La disputa por la vocalía del TSJ neuquino se juega en terreno K

En momentos en que la cuestión judicial está híper-politizada a nivel nacional, en Neuquén se juega una sorda, escondida entre bambalinas, disputa por conseguir ubicar un vocal en la vacante abierta en el Tribunal Superior de Justicia a partir de la renuncia de Oscar Massei.

La disputa se anima entre sectores políticos que compiten, mientras el MPN, desde el gobierno de la provincia, no ha definido todavía una posición, aunque los plazos están vencidos.
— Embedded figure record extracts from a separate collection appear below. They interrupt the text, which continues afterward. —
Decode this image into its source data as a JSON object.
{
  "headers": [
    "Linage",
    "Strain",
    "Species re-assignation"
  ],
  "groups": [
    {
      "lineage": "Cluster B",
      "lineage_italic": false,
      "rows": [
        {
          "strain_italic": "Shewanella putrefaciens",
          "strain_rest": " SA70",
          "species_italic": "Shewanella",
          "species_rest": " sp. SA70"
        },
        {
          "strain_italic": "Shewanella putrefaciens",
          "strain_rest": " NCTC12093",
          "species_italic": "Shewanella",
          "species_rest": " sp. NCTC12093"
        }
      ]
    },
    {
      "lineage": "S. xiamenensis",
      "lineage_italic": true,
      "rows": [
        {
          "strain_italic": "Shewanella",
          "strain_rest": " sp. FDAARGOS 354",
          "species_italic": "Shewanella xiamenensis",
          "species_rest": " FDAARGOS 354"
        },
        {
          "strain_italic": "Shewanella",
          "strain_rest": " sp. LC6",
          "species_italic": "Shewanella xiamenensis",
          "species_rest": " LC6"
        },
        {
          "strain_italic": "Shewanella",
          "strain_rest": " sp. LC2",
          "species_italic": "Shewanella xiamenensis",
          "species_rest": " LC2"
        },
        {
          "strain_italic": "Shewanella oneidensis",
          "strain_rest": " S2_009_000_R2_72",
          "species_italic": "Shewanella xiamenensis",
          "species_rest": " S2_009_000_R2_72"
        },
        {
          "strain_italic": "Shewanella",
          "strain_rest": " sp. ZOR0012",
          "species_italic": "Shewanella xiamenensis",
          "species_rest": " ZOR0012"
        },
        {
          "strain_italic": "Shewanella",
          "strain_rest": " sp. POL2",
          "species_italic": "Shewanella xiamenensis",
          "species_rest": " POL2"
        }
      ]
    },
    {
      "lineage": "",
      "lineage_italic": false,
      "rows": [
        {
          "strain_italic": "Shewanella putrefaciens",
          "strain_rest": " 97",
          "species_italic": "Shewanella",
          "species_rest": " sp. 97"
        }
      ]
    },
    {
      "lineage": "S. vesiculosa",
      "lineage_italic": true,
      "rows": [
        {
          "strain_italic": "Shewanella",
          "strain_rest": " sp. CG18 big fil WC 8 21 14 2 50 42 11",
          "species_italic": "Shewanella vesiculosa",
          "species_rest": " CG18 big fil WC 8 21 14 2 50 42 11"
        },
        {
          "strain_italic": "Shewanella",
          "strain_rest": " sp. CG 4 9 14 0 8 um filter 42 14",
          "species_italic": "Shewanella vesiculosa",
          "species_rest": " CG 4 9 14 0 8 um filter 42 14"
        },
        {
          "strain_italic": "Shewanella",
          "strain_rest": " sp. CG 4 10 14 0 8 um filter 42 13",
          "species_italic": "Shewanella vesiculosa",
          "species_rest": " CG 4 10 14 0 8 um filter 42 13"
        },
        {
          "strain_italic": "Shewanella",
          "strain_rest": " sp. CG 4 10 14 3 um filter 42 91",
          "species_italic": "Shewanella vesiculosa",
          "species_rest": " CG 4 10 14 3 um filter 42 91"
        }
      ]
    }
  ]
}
En el partido provincial, el silencio habla fundamentalmente de otras prioridades, pero puede terminar siendo funcional a alguna de las dos variantes que el peronismo-kirchnerismo impulsa, con los dientes apretados y concentrado en su propia interna.

El actual secretario de Energía, aspirante a la gobernación en 2023, Darío Martínez, tiene su candidato. Dicen que es quien mejor “cae” en la apreciación de los actuales integrantes del Tribunal. Es Hugo Prieto, ex convencional constituyente, ex diputado nacional. Un hombre de la política neuquina que se proyectó a nivel nacional, cuando la UCR tuvo su rama “K-progresista”, en la trabajosa urdimbre que tejiera Néstor Kirchner.

El competidor de Prieto es apadrinado por -oh casualidad- el senador Oscar Parrilli. Se llama Gustavo Mazieres, quien fuera abogado de la empresa OPS, colaborador estrecho de Parrilli, y jugara ya, con triunfo, la competencia por ocupar un lugar en el Consejo de la Magistratura local. “Viene ganando la pulseada”, aseguran en el mundillo tribunalicio.